Monet: The Restless Vision
- Author: Jackie Wullschläger
- Subject: The life of Claude Monet
- Published: 2023
- Publisher: Allen Lane
- Media type: book
- Pages: 576

= Monet: The Restless Vision =

2023 biography by Jackie Wullschläger

Monet: The Restless Vision is a 2023 biography by Jackie Wullschläger. It charts the life of French impressionist painter Claude Monet.

==Background==
Claude Monet was the third subject for the author, Jackie Wullschläger, who had previously written biographies of artist Marc Chagall and writer Hans Christian Andersen. Wullschläger is the chief visual arts critic for the Financial Times, having worked for the publication in a variety of roles since 1986.

==Reception==
Writing in The New Yorker, Jackson Arn states that The Restless Vision "could be called an Impressionist biography of the central Impressionist". Arn was impressed with the way in which, according to him, details such as Monet's finances were made "sexy" in the book, writing "What others treat as mundane context Wullschläger...turns into full-on characterization". Arn mentions that the book can be "misty" but reflects that the same could be said of Monet.

Writing in the New York Times, Hugh Eakin writes that the book provides a "provocative explanation" for the initial lack of interest in Monet following his death. Eakin also highlights Wullschläger's argument that his relationships with three women: his first wife Camille Doncieux, his second wife Alice Hoschedé, and Alice's daughter Blanche, were key in his work, and that as the women sharing his life changed, so did his art. Eakin opines that this argument is a difficult one to make due to Monet's habit of destroying letters.

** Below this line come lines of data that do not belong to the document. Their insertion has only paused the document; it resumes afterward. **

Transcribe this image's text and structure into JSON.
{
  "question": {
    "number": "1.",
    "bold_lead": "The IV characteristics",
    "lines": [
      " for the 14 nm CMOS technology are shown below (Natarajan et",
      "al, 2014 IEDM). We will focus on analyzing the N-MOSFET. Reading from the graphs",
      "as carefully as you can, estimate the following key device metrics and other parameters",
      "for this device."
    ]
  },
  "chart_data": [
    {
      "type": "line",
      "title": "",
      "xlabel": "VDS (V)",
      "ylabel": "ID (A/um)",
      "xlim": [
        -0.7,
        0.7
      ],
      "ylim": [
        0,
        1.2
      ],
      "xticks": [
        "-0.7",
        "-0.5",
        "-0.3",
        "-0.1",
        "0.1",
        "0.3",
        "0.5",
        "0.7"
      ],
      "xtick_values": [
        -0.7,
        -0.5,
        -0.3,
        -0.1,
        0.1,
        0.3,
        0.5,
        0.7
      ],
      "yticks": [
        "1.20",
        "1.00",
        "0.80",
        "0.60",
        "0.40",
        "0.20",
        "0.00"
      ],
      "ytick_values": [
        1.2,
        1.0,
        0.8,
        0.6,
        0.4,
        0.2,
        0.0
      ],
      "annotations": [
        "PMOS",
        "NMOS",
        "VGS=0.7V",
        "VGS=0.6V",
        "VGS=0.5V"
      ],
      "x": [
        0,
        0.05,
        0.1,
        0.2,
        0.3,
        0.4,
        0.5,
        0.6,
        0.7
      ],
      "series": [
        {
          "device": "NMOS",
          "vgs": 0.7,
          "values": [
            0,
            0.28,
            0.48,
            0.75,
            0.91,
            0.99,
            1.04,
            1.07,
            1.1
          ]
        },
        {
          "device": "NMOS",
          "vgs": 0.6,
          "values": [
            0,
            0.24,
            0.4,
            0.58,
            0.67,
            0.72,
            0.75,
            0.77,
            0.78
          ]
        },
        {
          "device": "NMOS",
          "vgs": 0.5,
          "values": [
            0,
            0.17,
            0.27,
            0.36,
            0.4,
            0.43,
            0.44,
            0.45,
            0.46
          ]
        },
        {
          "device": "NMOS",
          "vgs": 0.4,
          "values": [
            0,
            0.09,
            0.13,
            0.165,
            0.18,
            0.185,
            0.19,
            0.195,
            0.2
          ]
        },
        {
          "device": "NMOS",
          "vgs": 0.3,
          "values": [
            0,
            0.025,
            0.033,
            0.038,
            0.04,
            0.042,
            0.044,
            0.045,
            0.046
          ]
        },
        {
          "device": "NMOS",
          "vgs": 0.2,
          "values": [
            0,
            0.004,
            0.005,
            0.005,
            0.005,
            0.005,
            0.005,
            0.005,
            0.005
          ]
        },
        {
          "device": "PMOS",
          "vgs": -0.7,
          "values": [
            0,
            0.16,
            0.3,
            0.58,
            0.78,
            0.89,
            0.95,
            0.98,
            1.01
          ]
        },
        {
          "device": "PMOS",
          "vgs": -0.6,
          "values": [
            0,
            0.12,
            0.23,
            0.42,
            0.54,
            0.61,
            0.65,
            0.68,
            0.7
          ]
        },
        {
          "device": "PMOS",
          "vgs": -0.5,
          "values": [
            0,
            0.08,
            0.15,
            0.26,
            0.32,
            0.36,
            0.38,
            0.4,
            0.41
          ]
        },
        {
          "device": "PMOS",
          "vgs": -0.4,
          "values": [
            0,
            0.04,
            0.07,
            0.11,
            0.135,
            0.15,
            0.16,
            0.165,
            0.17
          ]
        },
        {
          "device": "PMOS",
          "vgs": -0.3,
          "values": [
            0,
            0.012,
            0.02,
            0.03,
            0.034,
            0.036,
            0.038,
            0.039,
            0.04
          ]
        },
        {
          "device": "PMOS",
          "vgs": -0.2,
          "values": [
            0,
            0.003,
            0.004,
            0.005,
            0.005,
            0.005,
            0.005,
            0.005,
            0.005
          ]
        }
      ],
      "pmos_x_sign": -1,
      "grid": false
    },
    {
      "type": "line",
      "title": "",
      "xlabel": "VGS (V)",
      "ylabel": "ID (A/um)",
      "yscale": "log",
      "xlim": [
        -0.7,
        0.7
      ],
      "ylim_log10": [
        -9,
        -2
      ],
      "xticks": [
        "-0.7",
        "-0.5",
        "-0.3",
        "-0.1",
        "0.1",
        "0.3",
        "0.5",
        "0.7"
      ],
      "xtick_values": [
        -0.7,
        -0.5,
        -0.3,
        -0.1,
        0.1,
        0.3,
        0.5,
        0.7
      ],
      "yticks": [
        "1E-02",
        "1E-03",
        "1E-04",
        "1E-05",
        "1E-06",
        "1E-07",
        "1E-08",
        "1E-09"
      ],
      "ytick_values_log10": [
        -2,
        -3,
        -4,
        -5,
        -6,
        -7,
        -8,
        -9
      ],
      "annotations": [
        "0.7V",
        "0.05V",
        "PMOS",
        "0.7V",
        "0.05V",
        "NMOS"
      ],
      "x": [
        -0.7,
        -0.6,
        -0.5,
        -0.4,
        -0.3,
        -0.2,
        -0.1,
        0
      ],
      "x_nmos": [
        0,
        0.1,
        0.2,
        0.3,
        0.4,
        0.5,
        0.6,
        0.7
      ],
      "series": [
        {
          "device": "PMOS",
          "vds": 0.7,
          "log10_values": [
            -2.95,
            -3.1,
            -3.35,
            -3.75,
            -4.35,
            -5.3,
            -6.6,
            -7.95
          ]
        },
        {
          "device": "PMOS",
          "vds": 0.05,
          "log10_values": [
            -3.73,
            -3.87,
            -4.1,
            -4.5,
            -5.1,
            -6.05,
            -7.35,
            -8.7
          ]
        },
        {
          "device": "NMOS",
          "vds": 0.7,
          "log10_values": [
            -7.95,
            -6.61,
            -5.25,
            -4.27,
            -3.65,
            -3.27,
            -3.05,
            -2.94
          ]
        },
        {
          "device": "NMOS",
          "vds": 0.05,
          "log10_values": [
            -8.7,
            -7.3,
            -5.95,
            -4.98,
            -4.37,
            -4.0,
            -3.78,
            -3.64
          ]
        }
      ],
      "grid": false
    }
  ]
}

Writing in The Times, Laura Freeman calls the book "an intoxicating read" and praises the variety of perspectives that the book provides on Monet's life. In the Times Literary Supplement, Ruth Scurr focuses on the book's central argument on the role of the three women whom, Wullschläger argues, framed his artistic life. Scurr emphasises the grand ambition of the book but feels there were "rich sources" available to Wullschläger, given the fact that despite his destruction of letters he received, over 3,000 letters Monet sent have survived.

Monet: The Restless Vision won the Elizabeth Longford Prize for Historical Biography 2024.